Bize Said b. Ebu Meryem, ona Muhammed b. Cafer, ona Şerik b. Abdullah b. Ebu Nemir, ona da Küreyb b. Ebu Müslim, Abdullah b. Abbas'ın (r.anhüma) şöyle dediğini rivayet etti:
Ben bir gece teyzem Meymune'nin (r.anha) yanında kaldım. Rasulullah (sav) ailesi ile bir müddet konuştu. Sonra uyudu. Gecenin son üçte biri olunca oturdu da gökyüzüne baktı ve:
"Hakikat göklerin ve yerin yaratılışında, gece ile gündüzün arka arkaya gelişinde akıl sahipleri için elbette ibret verici deliller vardır" (Âl-i İmrân 3/190) (ayetini) okudu.
Bundan sonra kalktı ve dişlerini misvâklayarak abdest aldı. Akabinde onbir rekat namaz kıldı. Sonra Bilal (ra) ezan okudu. Rasulullah (sav) evde iki rekat daha kıldı, sonra da çıkıp sabah namazını kıldırdı.
Bize Ali b. Abdullah, ona Ma'n b. İsa, ona Malik, ona Mahreme b. Süleyman, ona İbn Abbas'ın azatlısı Küreyb, on da İbn Abbâs (r.anhuma), teyzesi ve Peygamber'in zevcesi olan Meymûne'nin yanında gecelediğini haber vererek şöyle demiştir:
Ben başımı döşeğin enine koyarak uzandım. Rasulullah ile eşi de döşeğin boyuna başlarını koyarak uzandılar. Rasulullah gece yarısı yahut gece yarısı civarına kadar uyudu, sonra uyanıp uyku mahmurluğunu gidermek üzere eliyle yüzünü silerek oturdu. Sonra Âlu İmrân Sûresi'nin son on ayetini okudu. Ardından kalkıp asılı duran bir küçük kırbaya uzandı, ondan güzelce bir abdest aldı ve namaza durdu. Ben de O'nun yaptığı gibi yaptım ve gidip, yanında namaza durdum. Rasulullah (sav) sağ elini başımın üzerine koydu ve sağ kulağımı tutup okşadı. Hz. Peygamber (sav) iki rekâtta bir selam vererek on iki rekat, sonunda da tek rekât vitir kıldı. Ardından müezzin ezan okuyuncaya kadar yine uzandı. Ondan sonra yine kalkıp kısa iki rekât namaz kılıp odasından çıktı ve sabah namazını kıldırdı.
Bize Kuteybe b. Saîd, ona Malik, ona Mahreme b. Süleyman, ona İbn Abbas'ın azatlısı Küreyb, on da İbn Abbâs (r.anhuma), teyzesi ve Peygamber'in zevcesi olan Meymûne'nin yanında gecelediğini haber vererek şöyle demiştir:
Ben başımı döşeğin enine koyarak uzandım.
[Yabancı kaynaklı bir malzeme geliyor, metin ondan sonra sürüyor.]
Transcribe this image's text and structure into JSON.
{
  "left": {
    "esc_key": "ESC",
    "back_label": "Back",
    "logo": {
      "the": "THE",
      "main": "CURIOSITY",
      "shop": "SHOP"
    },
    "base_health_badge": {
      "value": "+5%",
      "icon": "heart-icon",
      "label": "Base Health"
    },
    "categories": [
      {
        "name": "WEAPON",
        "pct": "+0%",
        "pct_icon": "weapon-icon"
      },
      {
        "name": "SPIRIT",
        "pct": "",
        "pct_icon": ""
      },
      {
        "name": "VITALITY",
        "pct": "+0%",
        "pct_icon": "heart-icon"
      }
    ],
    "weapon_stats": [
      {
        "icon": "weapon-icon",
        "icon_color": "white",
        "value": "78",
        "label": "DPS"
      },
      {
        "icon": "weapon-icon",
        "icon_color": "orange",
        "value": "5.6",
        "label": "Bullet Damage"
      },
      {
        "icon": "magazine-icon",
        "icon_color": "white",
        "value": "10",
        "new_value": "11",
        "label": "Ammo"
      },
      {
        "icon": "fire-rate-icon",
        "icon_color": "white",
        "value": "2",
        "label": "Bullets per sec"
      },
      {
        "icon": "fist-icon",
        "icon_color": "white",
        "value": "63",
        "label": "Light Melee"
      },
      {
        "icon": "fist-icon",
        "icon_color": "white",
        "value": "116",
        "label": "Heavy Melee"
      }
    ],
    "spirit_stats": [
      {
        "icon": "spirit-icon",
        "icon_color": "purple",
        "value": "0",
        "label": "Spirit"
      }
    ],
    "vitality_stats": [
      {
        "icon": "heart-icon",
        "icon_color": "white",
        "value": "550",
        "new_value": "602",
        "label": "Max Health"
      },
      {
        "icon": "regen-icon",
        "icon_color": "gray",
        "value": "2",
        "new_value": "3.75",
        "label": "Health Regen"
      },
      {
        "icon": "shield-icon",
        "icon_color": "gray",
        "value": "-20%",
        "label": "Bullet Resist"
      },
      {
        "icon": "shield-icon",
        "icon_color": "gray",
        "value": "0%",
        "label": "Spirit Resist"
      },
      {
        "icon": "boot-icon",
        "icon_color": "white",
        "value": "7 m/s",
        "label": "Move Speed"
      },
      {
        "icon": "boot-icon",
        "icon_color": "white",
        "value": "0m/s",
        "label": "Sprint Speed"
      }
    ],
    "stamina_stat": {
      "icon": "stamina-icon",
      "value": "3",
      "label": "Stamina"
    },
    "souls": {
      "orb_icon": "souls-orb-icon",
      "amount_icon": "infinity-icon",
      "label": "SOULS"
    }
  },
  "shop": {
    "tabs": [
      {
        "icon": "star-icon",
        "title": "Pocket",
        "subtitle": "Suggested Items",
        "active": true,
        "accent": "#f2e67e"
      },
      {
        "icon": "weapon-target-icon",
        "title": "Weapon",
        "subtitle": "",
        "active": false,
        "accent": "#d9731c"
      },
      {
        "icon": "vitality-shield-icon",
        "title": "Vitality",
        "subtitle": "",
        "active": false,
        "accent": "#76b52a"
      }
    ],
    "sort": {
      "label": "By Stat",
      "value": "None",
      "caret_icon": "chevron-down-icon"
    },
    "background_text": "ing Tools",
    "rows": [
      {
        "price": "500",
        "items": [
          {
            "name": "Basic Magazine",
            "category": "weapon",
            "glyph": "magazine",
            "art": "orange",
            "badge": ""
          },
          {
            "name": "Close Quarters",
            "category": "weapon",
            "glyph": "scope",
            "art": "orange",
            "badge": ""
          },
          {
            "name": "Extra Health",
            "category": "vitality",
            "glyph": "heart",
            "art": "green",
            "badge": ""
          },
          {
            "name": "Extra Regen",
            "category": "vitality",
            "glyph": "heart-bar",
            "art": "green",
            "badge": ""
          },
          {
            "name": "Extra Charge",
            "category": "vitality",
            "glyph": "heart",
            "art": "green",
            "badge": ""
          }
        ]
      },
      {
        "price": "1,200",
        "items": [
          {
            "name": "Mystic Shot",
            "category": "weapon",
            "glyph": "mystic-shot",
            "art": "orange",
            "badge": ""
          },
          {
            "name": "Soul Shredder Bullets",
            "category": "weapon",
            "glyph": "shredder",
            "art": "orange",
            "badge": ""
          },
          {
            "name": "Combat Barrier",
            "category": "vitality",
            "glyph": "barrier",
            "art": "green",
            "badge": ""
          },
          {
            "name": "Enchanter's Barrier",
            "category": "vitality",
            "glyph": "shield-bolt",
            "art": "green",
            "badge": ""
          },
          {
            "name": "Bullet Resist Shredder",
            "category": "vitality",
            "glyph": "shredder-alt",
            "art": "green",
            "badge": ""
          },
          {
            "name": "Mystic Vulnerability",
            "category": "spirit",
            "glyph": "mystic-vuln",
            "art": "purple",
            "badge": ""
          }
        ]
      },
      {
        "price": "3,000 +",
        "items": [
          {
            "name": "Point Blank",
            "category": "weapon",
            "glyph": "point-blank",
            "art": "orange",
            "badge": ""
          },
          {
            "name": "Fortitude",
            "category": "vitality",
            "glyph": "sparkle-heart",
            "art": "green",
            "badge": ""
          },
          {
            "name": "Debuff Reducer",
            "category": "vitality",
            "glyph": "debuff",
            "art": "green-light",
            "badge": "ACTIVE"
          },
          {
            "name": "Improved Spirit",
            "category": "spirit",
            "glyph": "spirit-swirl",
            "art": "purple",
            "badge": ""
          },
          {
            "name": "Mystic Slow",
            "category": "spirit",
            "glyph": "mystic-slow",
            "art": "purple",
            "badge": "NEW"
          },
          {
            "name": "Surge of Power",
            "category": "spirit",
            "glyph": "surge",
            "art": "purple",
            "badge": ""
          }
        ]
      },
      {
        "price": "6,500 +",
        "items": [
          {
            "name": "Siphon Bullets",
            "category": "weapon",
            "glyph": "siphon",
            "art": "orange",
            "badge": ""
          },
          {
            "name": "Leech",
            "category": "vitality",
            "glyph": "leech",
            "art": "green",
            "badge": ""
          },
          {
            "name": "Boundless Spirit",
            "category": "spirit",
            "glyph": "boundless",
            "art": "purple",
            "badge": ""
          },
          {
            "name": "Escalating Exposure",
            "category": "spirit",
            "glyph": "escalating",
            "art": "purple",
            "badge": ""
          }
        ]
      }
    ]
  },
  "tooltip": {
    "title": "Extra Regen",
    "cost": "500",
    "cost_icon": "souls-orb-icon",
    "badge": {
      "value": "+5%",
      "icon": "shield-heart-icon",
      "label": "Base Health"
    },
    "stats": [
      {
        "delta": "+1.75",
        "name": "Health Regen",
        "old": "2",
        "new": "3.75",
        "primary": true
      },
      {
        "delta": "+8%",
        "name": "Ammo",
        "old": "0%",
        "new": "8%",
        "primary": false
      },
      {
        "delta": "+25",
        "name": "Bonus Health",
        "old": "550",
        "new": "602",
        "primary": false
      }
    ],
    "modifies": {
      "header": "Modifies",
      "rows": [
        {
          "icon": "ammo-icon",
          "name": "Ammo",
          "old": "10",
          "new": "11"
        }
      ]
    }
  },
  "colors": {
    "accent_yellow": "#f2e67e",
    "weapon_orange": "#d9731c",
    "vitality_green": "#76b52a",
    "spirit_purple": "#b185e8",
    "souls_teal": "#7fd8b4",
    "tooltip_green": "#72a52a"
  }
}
Rasulullah ile eşi de döşeğin boyuna başlarını koyarak uzandılar. Rasulullah gece yarısı yahut gece yarısı civarına kadar uyudu, sonra uyanıp uyku mahmurluğunu gidermek üzere eliyle yüzünü silerek oturdu. Sonra Âlu İmrân Sûresi'nin son on ayetini okudu. Ardından kalkıp asılı duran bir küçük kırbaya uzandı, ondan güzelce bir abdest aldı ve namaza durdu. İbn Abbâs der ki: Ben de kalktım, O'nun yaptığı gibi yaptım ve gidip, yanında namaza durdum. Rasulullah (sav) sağ elini başımın üzerine koydu ve sağ kulağımı tutup okşadı. Hz. Peygamber (sav) iki rekâtta bir selam vererek on iki rekat, sonunda da tek rekât vitir kıldı. Ardından müezzin ezan okuyuncaya kadar yine uzandı. Ondan sonra yine kalkıp kısa iki rekât namaz kılıp odasından çıktı ve sabah namazını kıldırdı.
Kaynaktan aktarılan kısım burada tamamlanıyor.